In the 1800s, the owner of the mansion was a merchant Ivan Vasilyevich Chetverikov. Under him the building was rebuilt: the first floor was significantly expanded and there was a second. In 1845, a wooden mezzanine appeared near the mansion. In 1863, a two-storey building was added to the Eastern facade. At the end of the 19th century, the owner of the estate was a merchant Nikolai Osipovich Sushkin, in which new decorative elements appeared on the facades and interiors of the house. Under the Soviet regime, the mansion became one of the buildings of the children's trauma clinic № 20 Timiryazeva.

By the end of the 20th century the mansion was dilapidated, and in 1987 the project of its scientific restoration was developed, which provided for the reconstruction of the appearance of the building for 1860-1870-ies. However, this project has not been realized for a long time. The mansion was empty, homeless people settled in it, and then there was a fire.
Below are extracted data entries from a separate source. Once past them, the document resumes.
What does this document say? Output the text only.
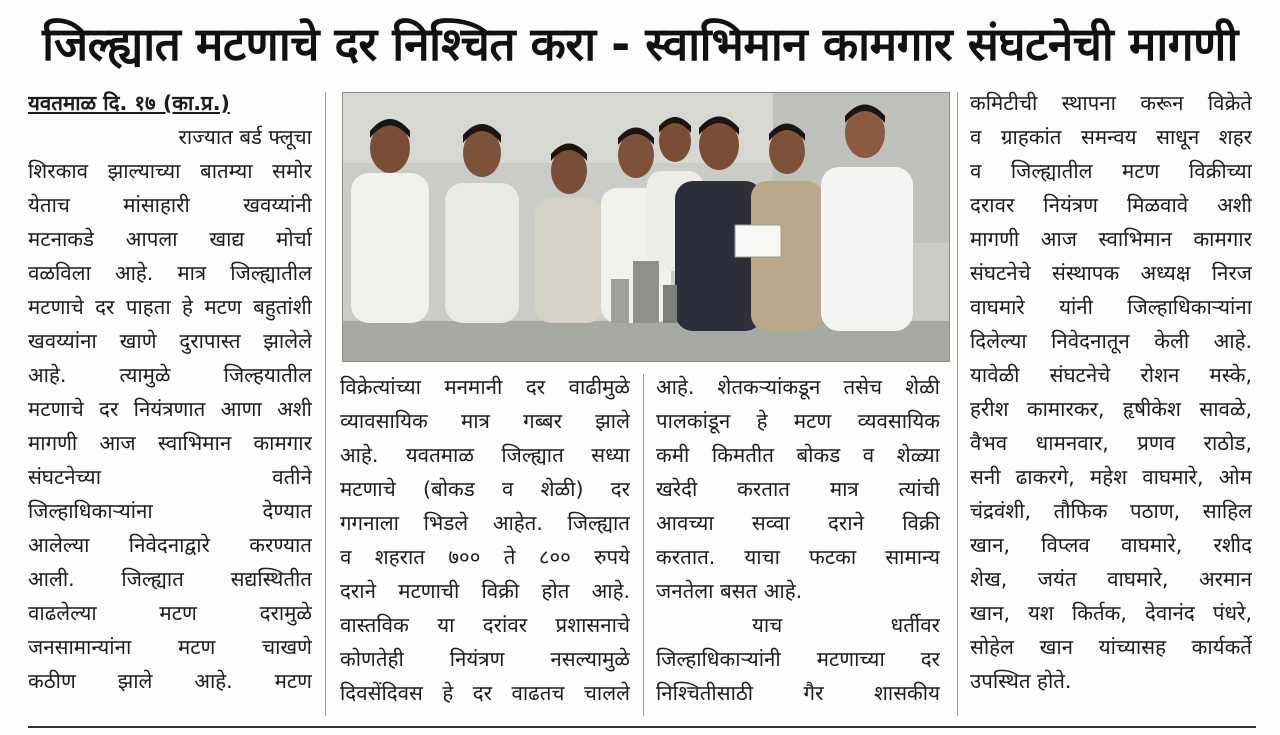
जिल्ह्यात मटणाचे दर निश्चित करा - स्वाभिमान कामगार संघटनेची मागणी
यवतमाळ दि. १७ (का.प्र.)
राज्यात बर्ड फ्लूचा
शिरकाव झाल्याच्या बातम्या समोर
येताच मांसाहारी खवय्यांनी
मटनाकडे आपला खाद्य मोर्चा
वळविला आहे. मात्र जिल्ह्यातील
मटणाचे दर पाहता हे मटण बहुतांशी
खवय्यांना खाणे दुरापास्त झालेले
आहे. त्यामुळे जिल्हयातील
मटणाचे दर नियंत्रणात आणा अशी
मागणी आज स्वाभिमान कामगार
संघटनेच्या वतीने
जिल्हाधिकाऱ्यांना देण्यात
आलेल्या निवेदनाद्वारे करण्यात
आली. जिल्ह्यात सद्यस्थितीत
वाढलेल्या मटण दरामुळे
जनसामान्यांना मटण चाखणे
कठीण झाले आहे. मटण
विक्रेत्यांच्या मनमानी दर वाढीमुळे
व्यावसायिक मात्र गब्बर झाले
आहे. यवतमाळ जिल्ह्यात सध्या
मटणाचे (बोकड व शेळी) दर
गगनाला भिडले आहेत. जिल्ह्यात
व शहरात ७०० ते ८०० रुपये
दराने मटणाची विक्री होत आहे.
वास्तविक या दरांवर प्रशासनाचे
कोणतेही नियंत्रण नसल्यामुळे
दिवसेंदिवस हे दर वाढतच चालले
आहे. शेतकऱ्यांकडून तसेच शेळी
पालकांडून हे मटण व्यवसायिक
कमी किमतीत बोकड व शेळ्या
खरेदी करतात मात्र त्यांची
आवच्या सव्वा दराने विक्री
करतात. याचा फटका सामान्य
जनतेला बसत आहे.
याच धर्तीवर
जिल्हाधिकाऱ्यांनी मटणाच्या दर
निश्चितीसाठी गैर शासकीय
कमिटीची स्थापना करून विक्रेते
व ग्राहकांत समन्वय साधून शहर
व जिल्ह्यातील मटण विक्रीच्या
दरावर नियंत्रण मिळवावे अशी
मागणी आज स्वाभिमान कामगार
संघटनेचे संस्थापक अध्यक्ष निरज
वाघमारे यांनी जिल्हाधिकाऱ्यांना
दिलेल्या निवेदनातून केली आहे.
यावेळी संघटनेचे रोशन मस्के,
हरीश कामारकर, हृषीकेश सावळे,
वैभव धामनवार, प्रणव राठोड,
सनी ढाकरगे, महेश वाघमारे, ओम
चंद्रवंशी, तौफिक पठाण, साहिल
खान, विप्लव वाघमारे, रशीद
शेख, जयंत वाघमारे, अरमान
खान, यश किर्तक, देवानंद पंधरे,
सोहेल खान यांच्यासह कार्यकर्ते
उपस्थित होते.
In 2003, on the basis of children's city clinical hospital No. 20 named after K. A. Timiryazev, The research Institute of emergency children's surgery and traumatology was established, and construction of a new building began near the Chetverikov house. There were plans to demolish the Chetverikov house, construction on its place of a two-level underground Parking and the subsequent "reconstruction" of the mansion. The public actively opposed it, and as a result it was decided to carry out restoration of a mansion. Howling recreated numerous decorative elements: plaster column capitals, window frames, base, pilasters, and stucco facade brackets, pediments and corbels. The brickwork was restored. Unpreserved wooden mezzanine was rebuilt of brick. The interiors of the building were recreated from natural fragments and measurements of the 1980s. In one of the rooms on the second floor is the office of the Director of the hospital Leonid Roshal.